Webinar takes on Clean Water Act rollbacks, invasive species, SS Badger

 

Current attempts to roll back federal Clean Water Act protections are a call to action as they could bring about “serious damage” to the Great Lakes, said experts during an Alliance webinar Thursday.

“We’re very concerned about the attempt to roll back some of the provisions that protect the Great Lakes,” said Joel Brammeier, Alliance President and CEO.

The efforts by some in Congress to weaken the Clean Water Act, which celebrates its 40th anniversary next year, was at the center of the hour-long webinar that attracted 100 participants via phone.

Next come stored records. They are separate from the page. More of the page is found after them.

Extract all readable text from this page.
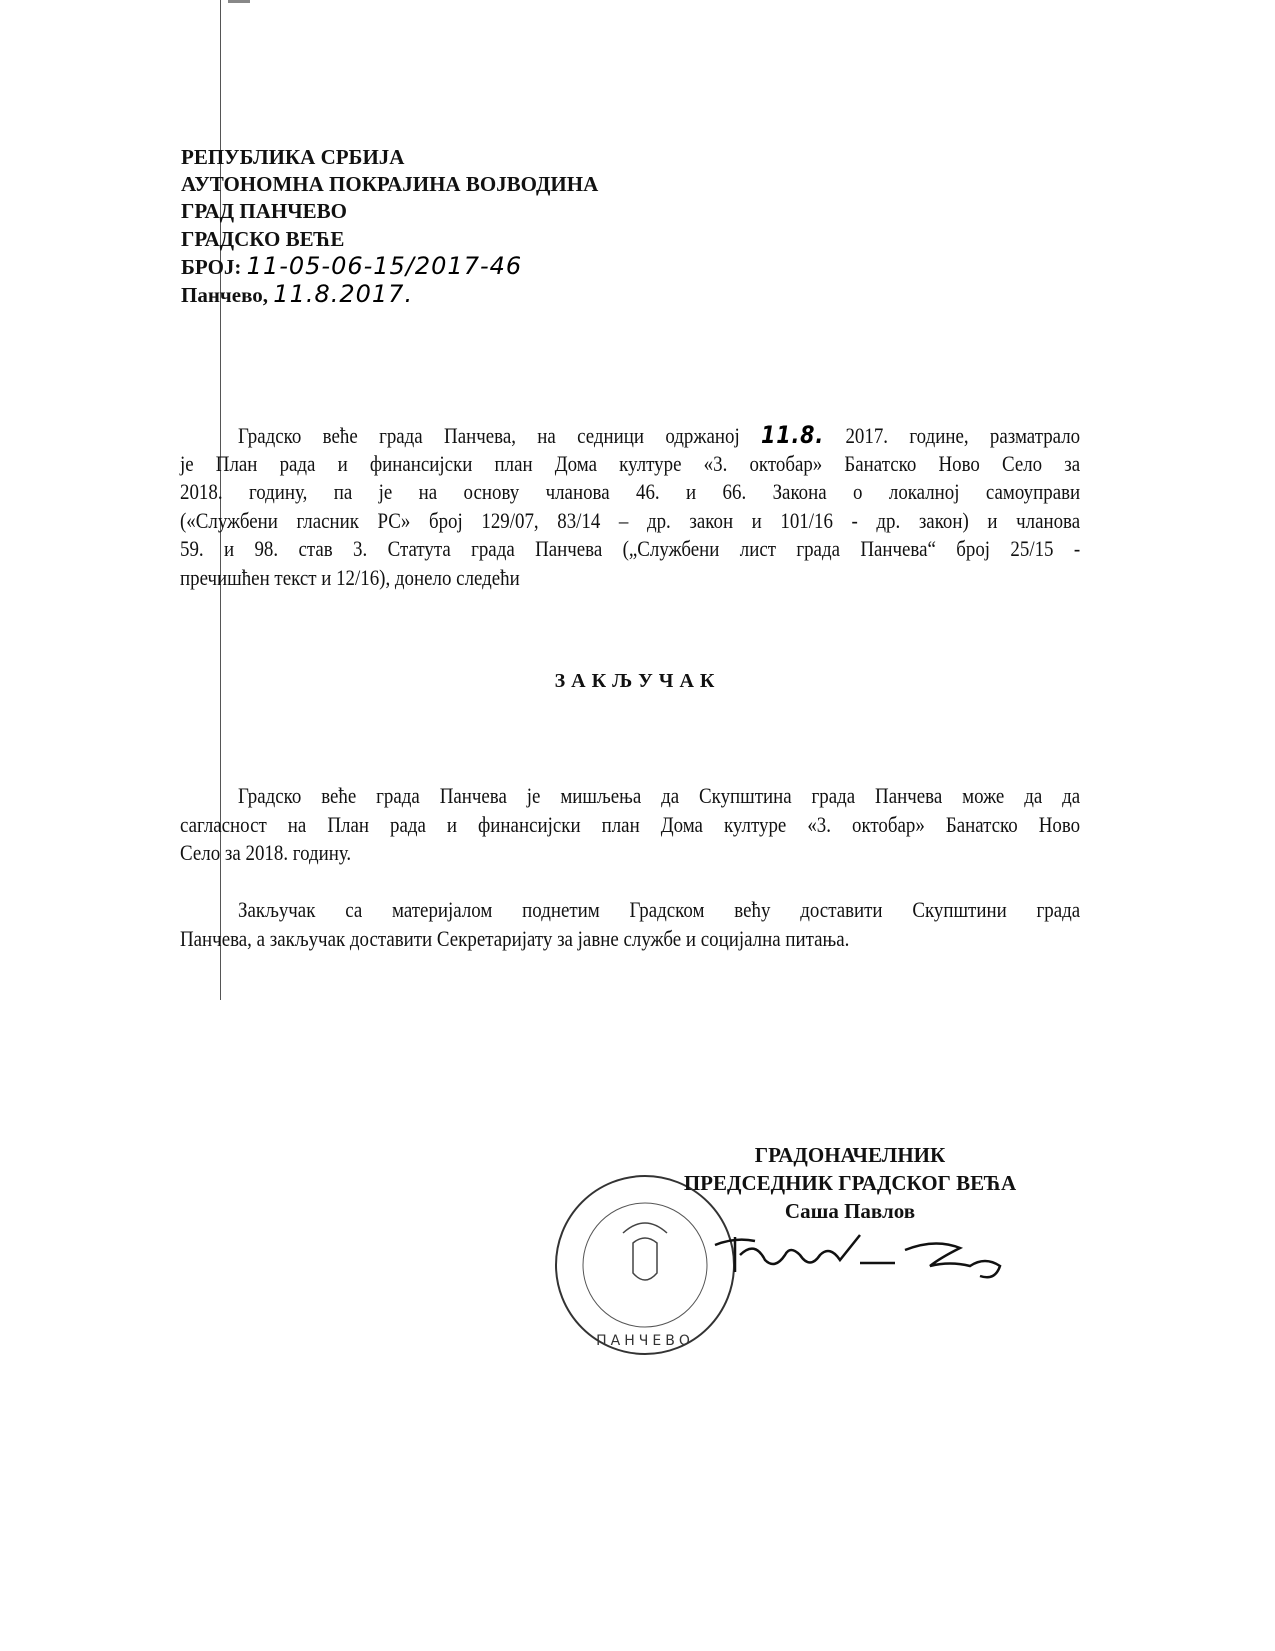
РЕПУБЛИКА СРБИЈА
АУТОНОМНА ПОКРАЈИНА ВОЈВОДИНА
ГРАД ПАНЧЕВО
ГРАДСКО ВЕЋЕ
БРОЈ: 11-05-06-15/2017-46
Панчево, 11.8.2017.
Градско веће града Панчева, на седници одржаној 11.8. 2017. године, разматрало
је План рада и финансијски план Дома културе «3. октобар» Банатско Ново Село за
2018. годину, па је на основу чланова 46. и 66. Закона о локалној самоуправи
(«Службени гласник РС» број 129/07, 83/14 – др. закон и 101/16 - др. закон) и чланова
59. и 98. став 3. Статута града Панчева („Службени лист града Панчева“ број 25/15 -
пречишћен текст и 12/16), донело следећи
ЗАКЉУЧАК
Градско веће града Панчева је мишљења да Скупштина града Панчева може да да
сагласност на План рада и финансијски план Дома културе «3. октобар» Банатско Ново
Село за 2018. годину.
Закључак са материјалом поднетим Градском већу доставити Скупштини града
Панчева, а закључак доставити Секретаријату за јавне службе и социјална питања.
ПАНЧЕВО
ГРАДОНАЧЕЛНИК
ПРЕДСЕДНИК ГРАДСКОГ ВЕЋА
Саша Павлов
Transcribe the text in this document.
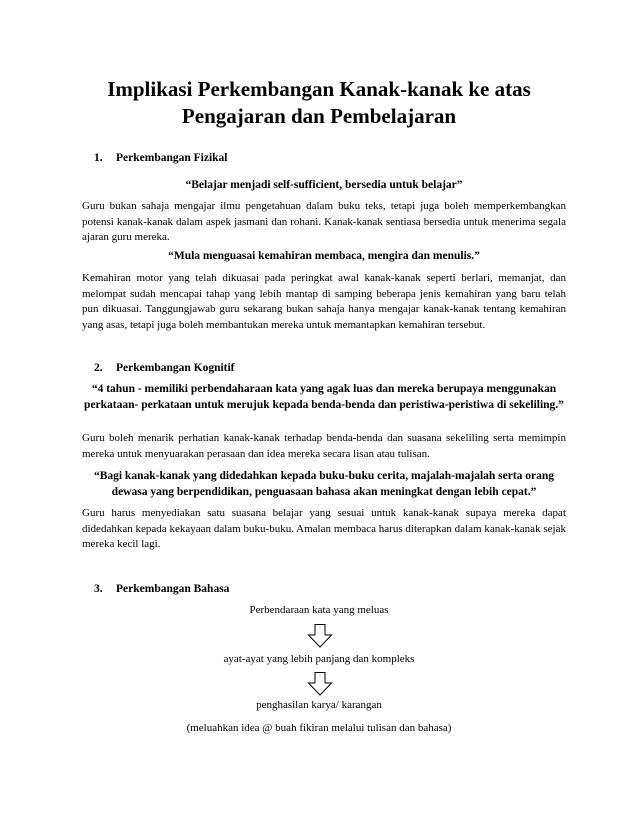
Implikasi Perkembangan Kanak-kanak ke atas
Pengajaran dan Pembelajaran
1. Perkembangan Fizikal

“Belajar menjadi self-sufficient, bersedia untuk belajar”

Guru bukan sahaja mengajar ilmu pengetahuan dalam buku teks, tetapi juga boleh memperkembangkan potensi kanak-kanak dalam aspek jasmani dan rohani. Kanak-kanak sentiasa bersedia untuk menerima segala ajaran guru mereka.

“Mula menguasai kemahiran membaca, mengira dan menulis.”

Kemahiran motor yang telah dikuasai pada peringkat awal kanak-kanak seperti berlari, memanjat, dan melompat sudah mencapai tahap yang lebih mantap di samping beberapa jenis kemahiran yang baru telah pun dikuasai. Tanggungjawab guru sekarang bukan sahaja hanya mengajar kanak-kanak tentang kemahiran yang asas, tetapi juga boleh membantukan mereka untuk memantapkan kemahiran tersebut.

2. Perkembangan Kognitif

“4 tahun - memiliki perbendaharaan kata yang agak luas dan mereka berupaya menggunakan perkataan- perkataan untuk merujuk kepada benda-benda dan peristiwa-peristiwa di sekeliling.”

Guru boleh menarik perhatian kanak-kanak terhadap benda-benda dan suasana sekeliling serta memimpin mereka untuk menyuarakan perasaan dan idea mereka secara lisan atau tulisan.

“Bagi kanak-kanak yang didedahkan kepada buku-buku cerita, majalah-majalah serta orang dewasa yang berpendidikan, penguasaan bahasa akan meningkat dengan lebih cepat.”

Guru harus menyediakan satu suasana belajar yang sesuai untuk kanak-kanak supaya mereka dapat didedahkan kepada kekayaan dalam buku-buku. Amalan membaca harus diterapkan dalam kanak-kanak sejak mereka kecil lagi.

3. Perkembangan Bahasa

Perbendaraan kata yang meluas

ayat-ayat yang lebih panjang dan kompleks

penghasilan karya/ karangan

(meluahkan idea @ buah fikiran melalui tulisan dan bahasa)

Also discussed: congressional attempts to weaken the federal program addressing the spread of invasive species via ships’ ballast water; and to bypass the act to allow the ongoing discharge of coal ash into Lake Michigan by the S.S. Badger car ferry.

 

 

See Webinar > 

 

 

Clean water expert Todd Ambs, president of River Network and former water administrator for the Wisconsin Department of Natural Resources, joined Brammeier on the call, as did Alliance Water Quality Manager Lyman Welch.

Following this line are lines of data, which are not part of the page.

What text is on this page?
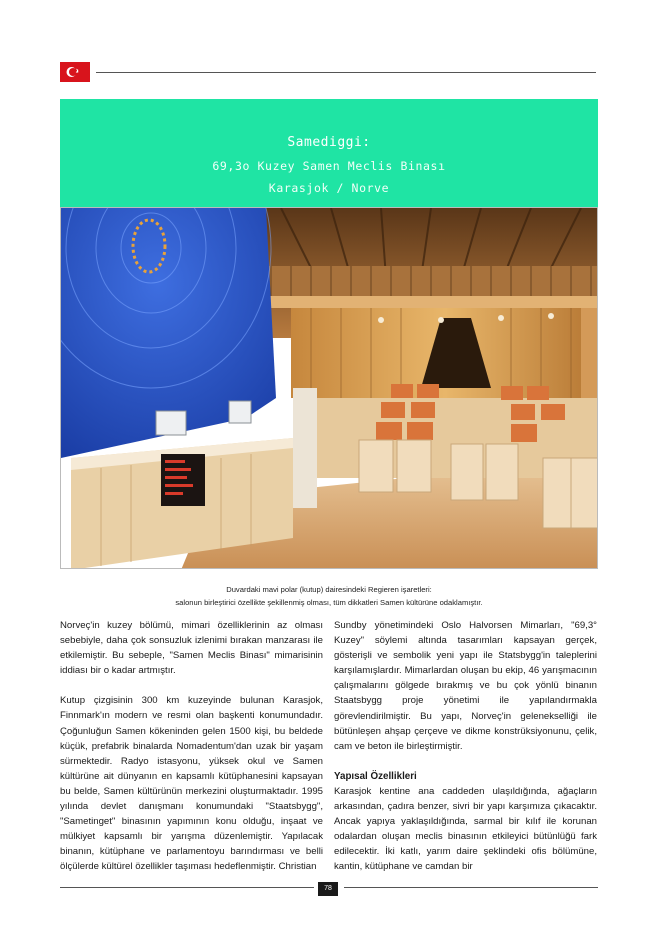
Samediggi:
69,3o Kuzey Samen Meclis Binası
Karasjok / Norve
Duvardaki mavi polar (kutup) dairesindeki Regieren işaretleri:
salonun birleştirici özellikte şekillenmiş olması, tüm dikkatleri Samen kültürüne odaklamıştır.

Norveç'in kuzey bölümü, mimari özelliklerinin az olması sebebiyle, daha çok sonsuzluk izlenimi bırakan manzarası ile etkilemiştir. Bu sebeple, "Samen Meclis Binası" mimarisinin iddiası bir o kadar artmıştır.

Kutup çizgisinin 300 km kuzeyinde bulunan Karasjok, Finnmark'ın modern ve resmi olan başkenti konumundadır. Çoğunluğun Samen kökeninden gelen 1500 kişi, bu beldede küçük, prefabrik binalarda Nomadentum'dan uzak bir yaşam sürmektedir. Radyo istasyonu, yüksek okul ve Samen kültürüne ait dünyanın en kapsamlı kütüphanesini kapsayan bu belde, Samen kültürünün merkezini oluşturmaktadır. 1995 yılında devlet danışmanı konumundaki "Staatsbygg", "Sametinget" binasının yapımının konu olduğu, inşaat ve mülkiyet kapsamlı bir yarışma düzenlemiştir. Yapılacak binanın, kütüphane ve parlamentoyu barındırması ve belli ölçülerde kültürel özellikler taşıması hedeflenmiştir. Christian

Sundby yönetimindeki Oslo Halvorsen Mimarları, "69,3° Kuzey" söylemi altında tasarımları kapsayan gerçek, gösterişli ve sembolik yeni yapı ile Statsbygg'in taleplerini karşılamışlardır. Mimarlardan oluşan bu ekip, 46 yarışmacının çalışmalarını gölgede bırakmış ve bu çok yönlü binanın Staatsbygg proje yönetimi ile yapılandırmakla görevlendirilmiştir. Bu yapı, Norveç'in gelenekselliği ile bütünleşen ahşap çerçeve ve dikme konstrüksiyonunu, çelik, cam ve beton ile birleştirmiştir.

Yapısal Özellikleri

Karasjok kentine ana caddeden ulaşıldığında, ağaçların arkasından, çadıra benzer, sivri bir yapı karşımıza çıkacaktır. Ancak yapıya yaklaşıldığında, sarmal bir kılıf ile korunan odalardan oluşan meclis binasının etkileyici bütünlüğü fark edilecektir. İki katlı, yarım daire şeklindeki ofis bölümüne, kantin, kütüphane ve camdan bir

78
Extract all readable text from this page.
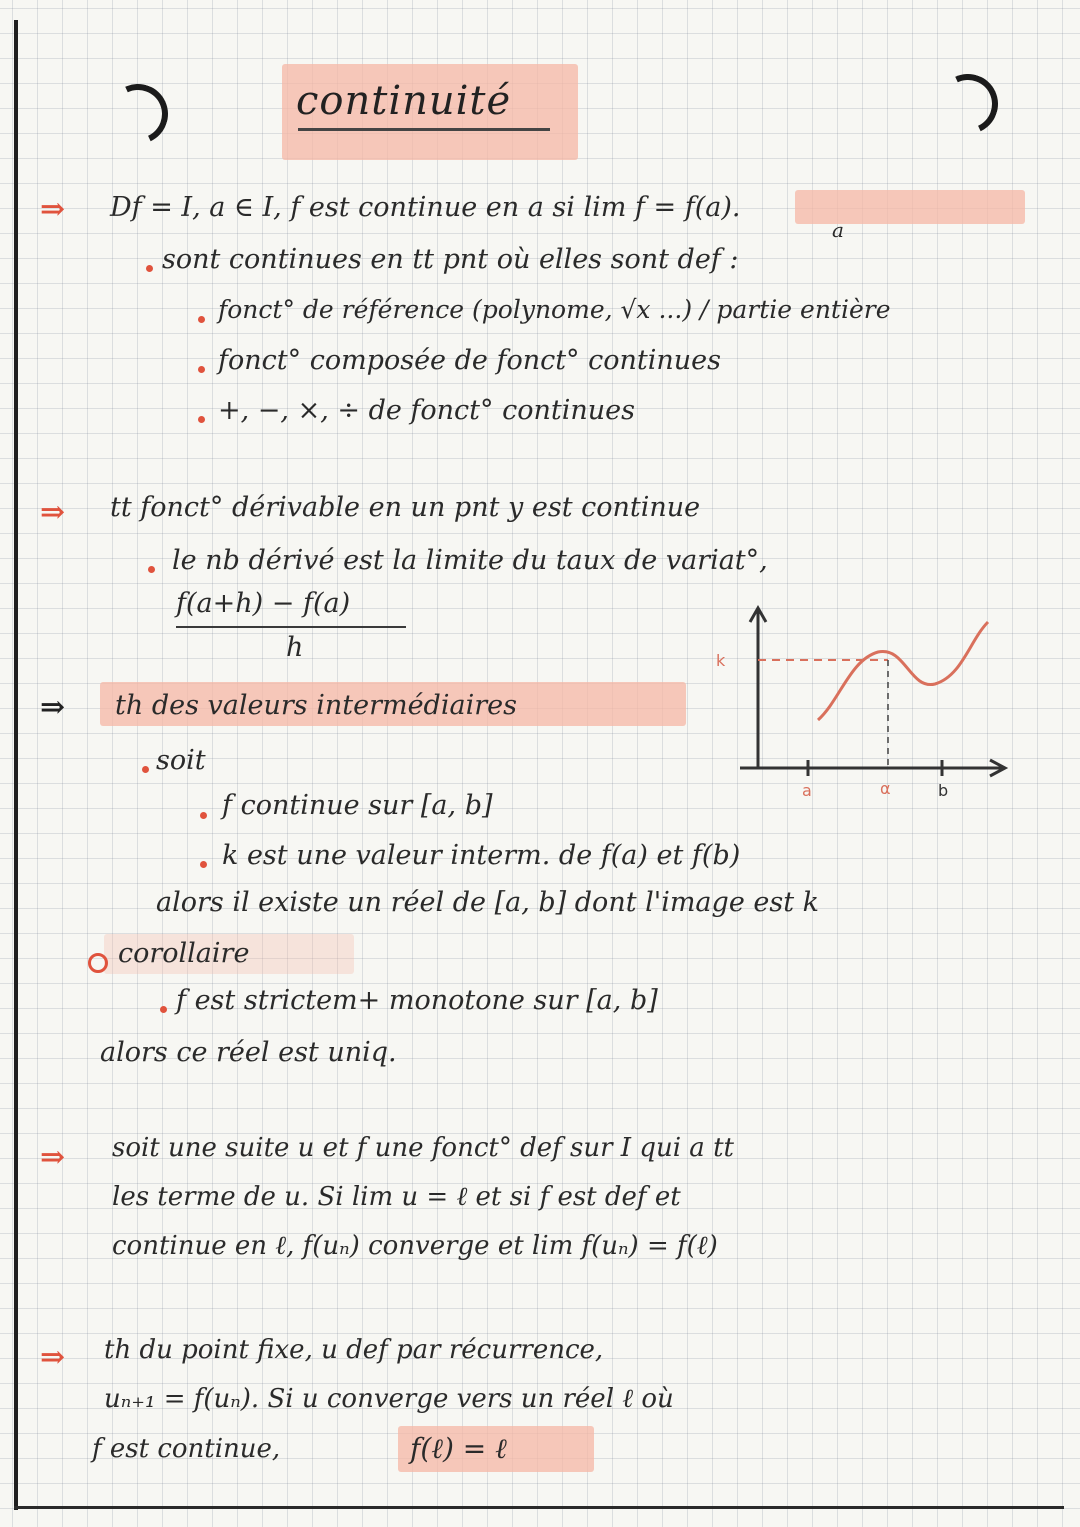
continuité
⇒ Df = I, a ∈ I, f est continue en a si lim f = f(a).
a
sont continues en tt pnt où elles sont def :
fonct° de référence (polynome, √x ...) / partie entière
fonct° composée de fonct° continues
+, −, ×, ÷ de fonct° continues
⇒ tt fonct° dérivable en un pnt y est continue
le nb dérivé est la limite du taux de variat°,
f(a+h) − f(a)
h
⇒ th des valeurs intermédiaires
soit
f continue sur [a, b]
k est une valeur interm. de f(a) et f(b)
alors il existe un réel de [a, b] dont l'image est k
corollaire
f est strictem+ monotone sur [a, b]
alors ce réel est uniq.
k
a	α	b
⇒ soit une suite u et f une fonct° def sur I qui a tt
les terme de u. Si lim u = ℓ et si f est def et
continue en ℓ, f(uₙ) converge et lim f(uₙ) = f(ℓ)
⇒ th du point fixe, u def par récurrence,
uₙ₊₁ = f(uₙ). Si u converge vers un réel ℓ où
f est continue,	f(ℓ) = ℓ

“It is important to send the message that this is a foundational law to protect the Great Lakes,” said Brammeier. “To weaken it would do some serious damage to the waters of the Great Lakes.”

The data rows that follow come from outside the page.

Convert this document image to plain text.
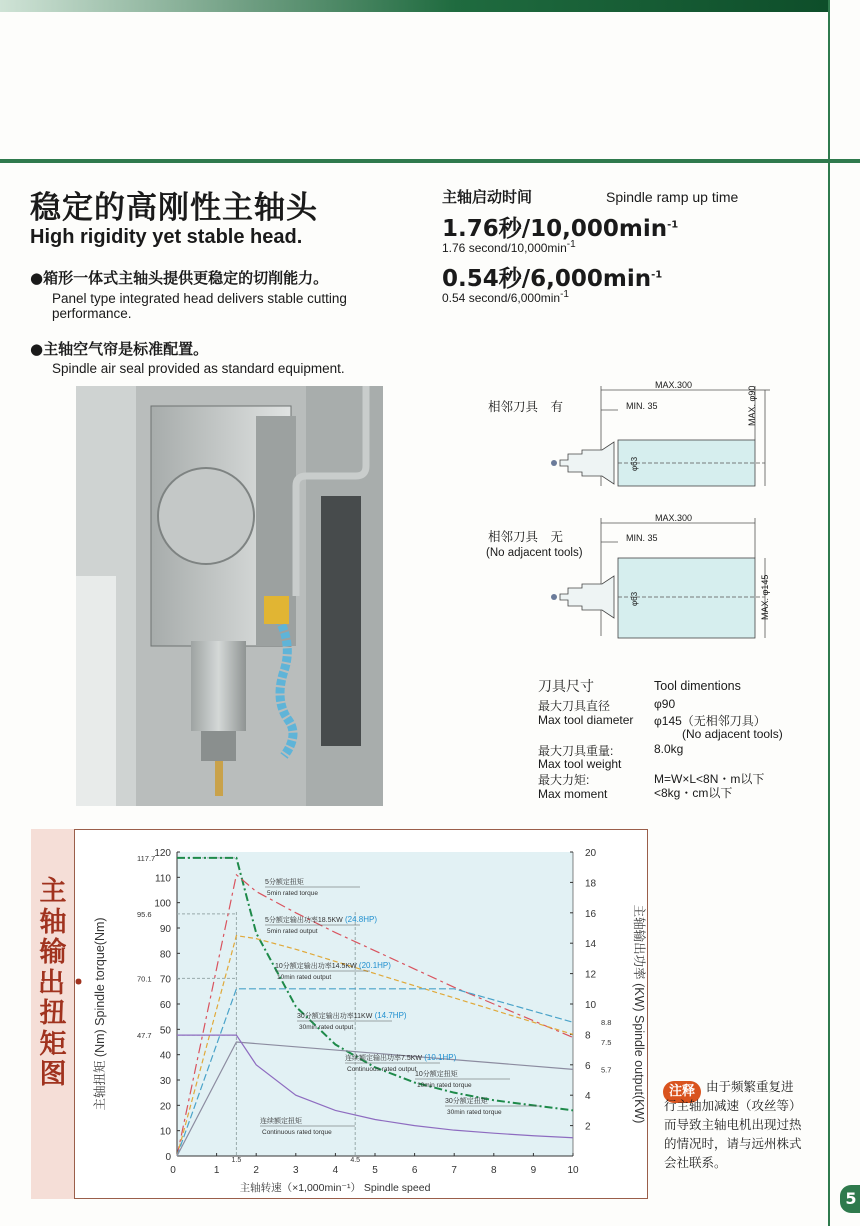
稳定的高刚性主轴头
High rigidity yet stable head.
●箱形一体式主轴头提供更稳定的切削能力。
Panel type integrated head delivers stable cutting
performance.
●主轴空气帘是标准配置。
Spindle air seal provided as standard equipment.
主轴启动时间	Spindle ramp up time
1.76秒$/10,000\min^{-1}$
1.76 second/$10,000\min^{-1}$
0.54秒$/6,000\min^{-1}$
0.54 second/$6,000\min^{-1}$
相邻刀具　有
相邻刀具　无
(No adjacent tools)
MAX.300
MIN. 35	MAX. φ90
φ63
MAX.300
MIN. 35
MAX. φ145
φ63
刀具尺寸	Tool dimentions
最大刀具直径
Max tool diameter
φ90
φ145（无相邻刀具）
(No adjacent tools)
最大刀具重量:
Max tool weight
8.0kg
最大力矩:
Max moment
M=W×L<8N・m以下
<8kg・cm以下
主轴输出・扭矩图
1	2	3	4	5	6	7	8	9	10
0
1.5	4.5
主轴转速（×1,000min⁻¹） Spindle speed
10
20
30
40
50
60
70
80
90
100
110
120
0
117.7
95.6
70.1
47.7
2
4
6
8
10
12
14
16
18
20
8.8
7.5
5.7
主轴扭矩 (Nm) Spindle torque(Nm)	主轴输出功率 (KW) Spindle output(KW)
5分额定扭矩
5min rated torque
5分额定输出功率18.5KW (24.8HP)
5min rated output
10分额定输出功率14.5KW (20.1HP)
10min rated output
30分额定输出功率11KW (14.7HP)
30min rated output
连续额定输出功率7.5KW (10.1HP)
Continuous rated output
10分额定扭矩
10min rated torque
30分额定扭矩
30min rated torque
连续额定扭矩
Continuous rated torque
注释 由于频繁重复进行主轴加减速（攻丝等）而导致主轴电机出现过热的情况时，请与远州株式会社联系。
5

Ambs called the Clean Water Act an imperfect tool that has nonetheless paved the way for significant progress in the Great Lakes.

Fueled by the now-infamous photo of the Cuyahoga River in flames, the act rode a wave of bipartisan support in Congress before it was passed into law in 1972, overriding President Nixon’s veto. Ambs said the act today is more than halfway to its goal of making the nation’s water fishable, drinkable and swimmable, with about 65 percent of U.S. waters meeting that standard.

Beyond that, Ambs attributed to the act significant end-of-the-pipe improvements to pollution discharges, and noted the Great Lakes are home to the strongest phosphorus regulations in the country. “This means billions of pounds of phosphorus have been prohibited from going into the Great Lakes,” he said.

The waters of the United States belong to everyone, Ambs said, adding “I really do look at the Clean Water Act as an owners’ manual.”